After the very first date of the tour in December 1976, Bolin was found dead in his Miami hotel room. Barry Fey, the famed late concert promoter, was Bolin’s business manager.

“I’ll never forget,” said Morris, thumbing through photos of Bolin. “Barry (Fey) was not a crier, he was a tough guy, and one night he called me. I thought he was laughing, then I realized he was crying.

“He finally composed himself and he said, ‘Tommy died.'”









Dreaming on

Drumm and Johnnie Bolin said they wanted to extend the memory of the guitarist, so they gathered a bunch of Tommy Bolin’s friends who played with him in the past, and plan to honor him at Friday’s Boulder Theater show. Johnnie Bolin’s house in Sioux City, the home where Tommy grew up, is a “museum” of memorabilia.

Drumm and Johnnie Bolin found guitarist Lucas Parker, 25, to channel Bolin for the Dreamers show. Parker “lights the place on fire and has a style that nobody else has,” Johnnie Bolin said.

Morris said he recently flew out to Omaha, Neb., for a rehearsal to see if Parker lived up to the hype.

“I closed my eyes and it was Tommy playing,” Morris said.

Stanley Sheldon, Tommy’s longtime bass player, who also was in Frampton’s band for years, will play at the show, as will Jock Bartley, Tommy Bolin’s replacement in Zephyr, and Bobby Berge, Tommy’s longtime drummer. Max Carl, of Grand Funk Railroad, and Jeff Cook also will perform.

Basically, it’s a big reunion of Tommy Bolin bandmates who will bring the Boulder guitar god’s tunes back to life.

“I loved Tommy, he was a great friend,” Morris said. “I want to keep his legacy alive.”

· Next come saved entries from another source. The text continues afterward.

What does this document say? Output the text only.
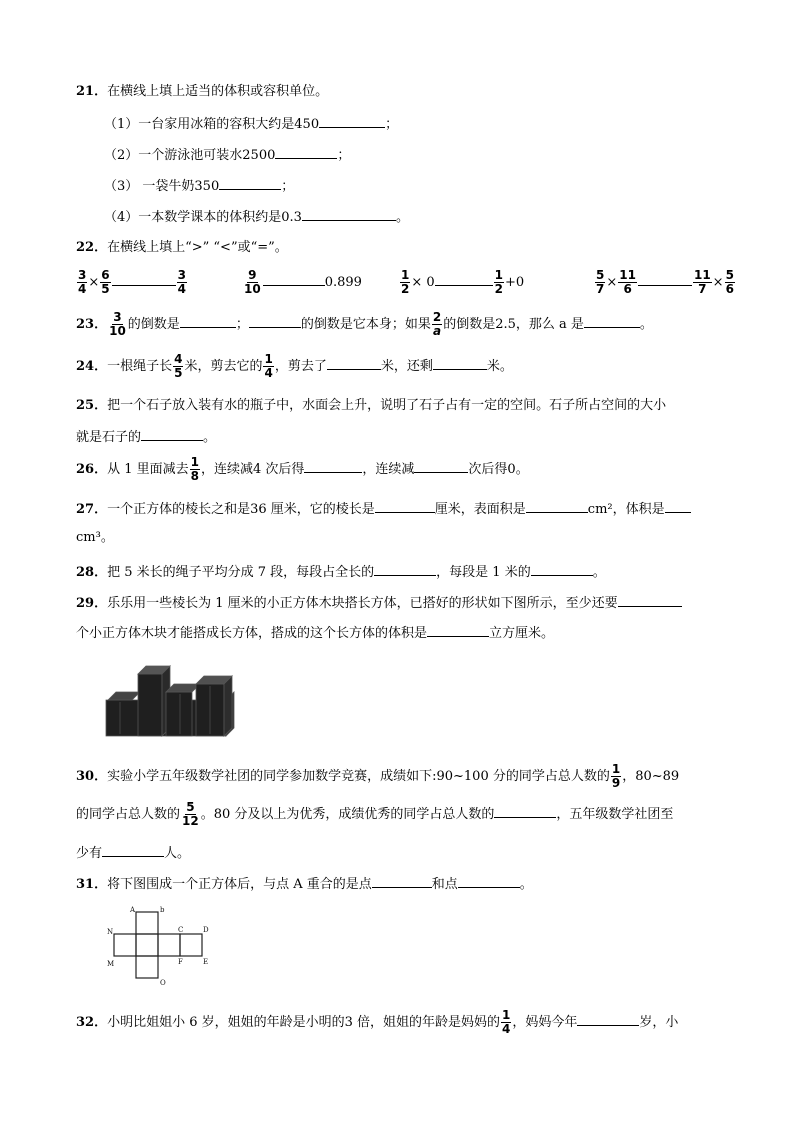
21．在横线上填上适当的体积或容积单位。
（1）一台家用冰箱的容积大约是450	；
（2）一个游泳池可装水2500	；
（3） 一袋牛奶350	；
（4）一本数学课本的体积约是0.3	。
22．在横线上填上“>” “<”或“=”。
$\frac{3}{4} \times \frac{6}{5}$	$\frac{3}{4}$	$\frac{9}{10}$	0.899	$\frac{1}{2} \times 0$	$\frac{1}{2} +0$	$\frac{5}{7} \times \frac{11}{6}$	$\frac{11}{7} \times \frac{5}{6}$
23． $\frac{3}{10}$ 的倒数是	；	的倒数是它本身；如果 $\frac{2}{a}$ 的倒数是2.5，那么 a 是	。
24．一根绳子长 $\frac{4}{5}$ 米，剪去它的 $\frac{1}{4}$ ，剪去了	米，还剩	米。
25．把一个石子放入装有水的瓶子中，水面会上升，说明了石子占有一定的空间。石子所占空间的大小
就是石子的	。
26．从 1 里面减去 $\frac{1}{8}$ ，连续减4 次后得	，连续减	次后得0。
27．一个正方体的棱长之和是36 厘米，它的棱长是	厘米，表面积是	cm²，体积是
cm³。
28．把 5 米长的绳子平均分成 7 段，每段占全长的	，每段是 1 米的	。
29．乐乐用一些棱长为 1 厘米的小正方体木块搭长方体，已搭好的形状如下图所示，至少还要
个小正方体木块才能搭成长方体，搭成的这个长方体的体积是	立方厘米。
30．实验小学五年级数学社团的同学参加数学竞赛，成绩如下:90~100 分的同学占总人数的 $\frac{1}{9}$ ，80~89
的同学占总人数的 $\frac{5}{12}$ 。80 分及以上为优秀，成绩优秀的同学占总人数的	，五年级数学社团至
少有	人。
31．将下图围成一个正方体后，与点 A 重合的是点	和点	。
A	b
C	D
E
F
M
N
O
32．小明比姐姐小 6 岁，姐姐的年龄是小明的3 倍，姐姐的年龄是妈妈的 $\frac{1}{4}$ ，妈妈今年	岁，小
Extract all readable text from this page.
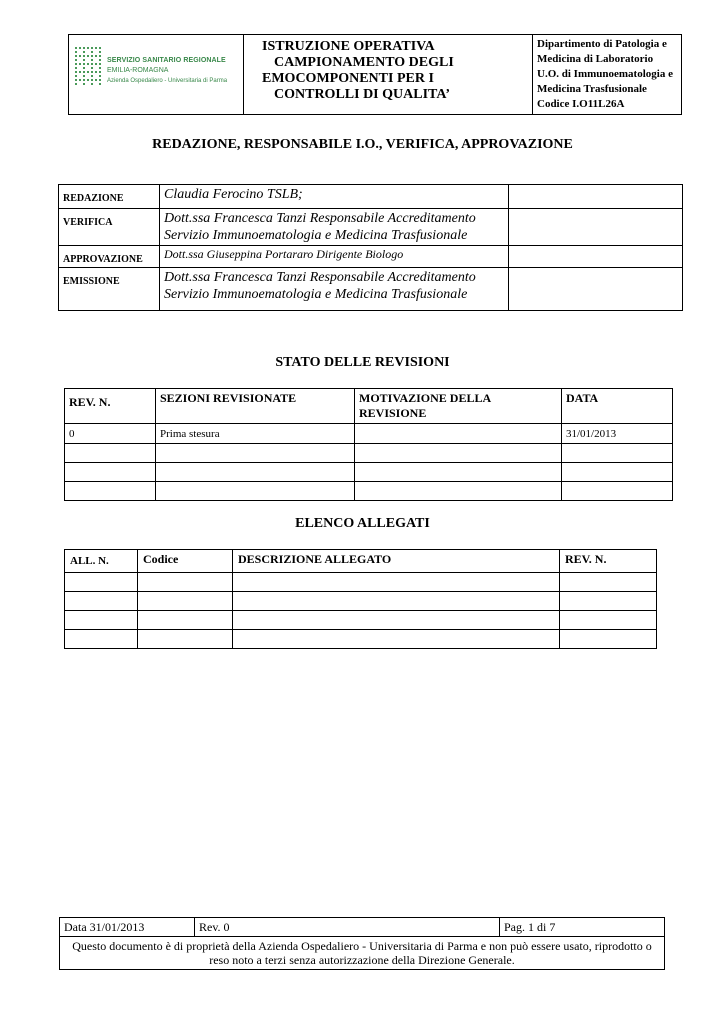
SERVIZIO SANITARIO REGIONALE
EMILIA-ROMAGNA
Azienda Ospedaliero - Universitaria di Parma

ISTRUZIONE OPERATIVA
CAMPIONAMENTO DEGLI
EMOCOMPONENTI PER I
CONTROLLI DI QUALITA’

Dipartimento di Patologia e
Medicina di Laboratorio
U.O. di Immunoematologia e
Medicina Trasfusionale
Codice I.O11L26A
REDAZIONE, RESPONSABILE I.O., VERIFICA, APPROVAZIONE
REDAZIONE	Claudia Ferocino TSLB;	
VERIFICA	Dott.ssa Francesca Tanzi Responsabile Accreditamento
Servizio Immunoematologia e Medicina Trasfusionale	

APPROVAZIONE	Dott.ssa Giuseppina Portararo Dirigente Biologo	
EMISSIONE	Dott.ssa Francesca Tanzi Responsabile Accreditamento
Servizio Immunoematologia e Medicina Trasfusionale	

STATO DELLE REVISIONI
REV. N.	SEZIONI REVISIONATE	MOTIVAZIONE DELLA REVISIONE	DATA
0	Prima stesura		31/01/2013

ELENCO ALLEGATI
ALL. N.	Codice	DESCRIZIONE ALLEGATO	REV. N.

Data 31/01/2013	Rev. 0	Pag. 1 di 7
Questo documento è di proprietà della Azienda Ospedaliero - Universitaria di Parma e non può essere usato, riprodotto o reso noto a terzi senza autorizzazione della Direzione Generale.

Drumm, who organized the Dreamers reunion show, calls himself Tommy’s biggest fan, and said he wants the world to keep listening to the guitarist’s music.

“He blew my mind so completely,” Drumm said. “What makes a great musician is the ones who play with emotion. It’s when their hearts come through their hands and they create emotion. That’s what Tommy was all about.”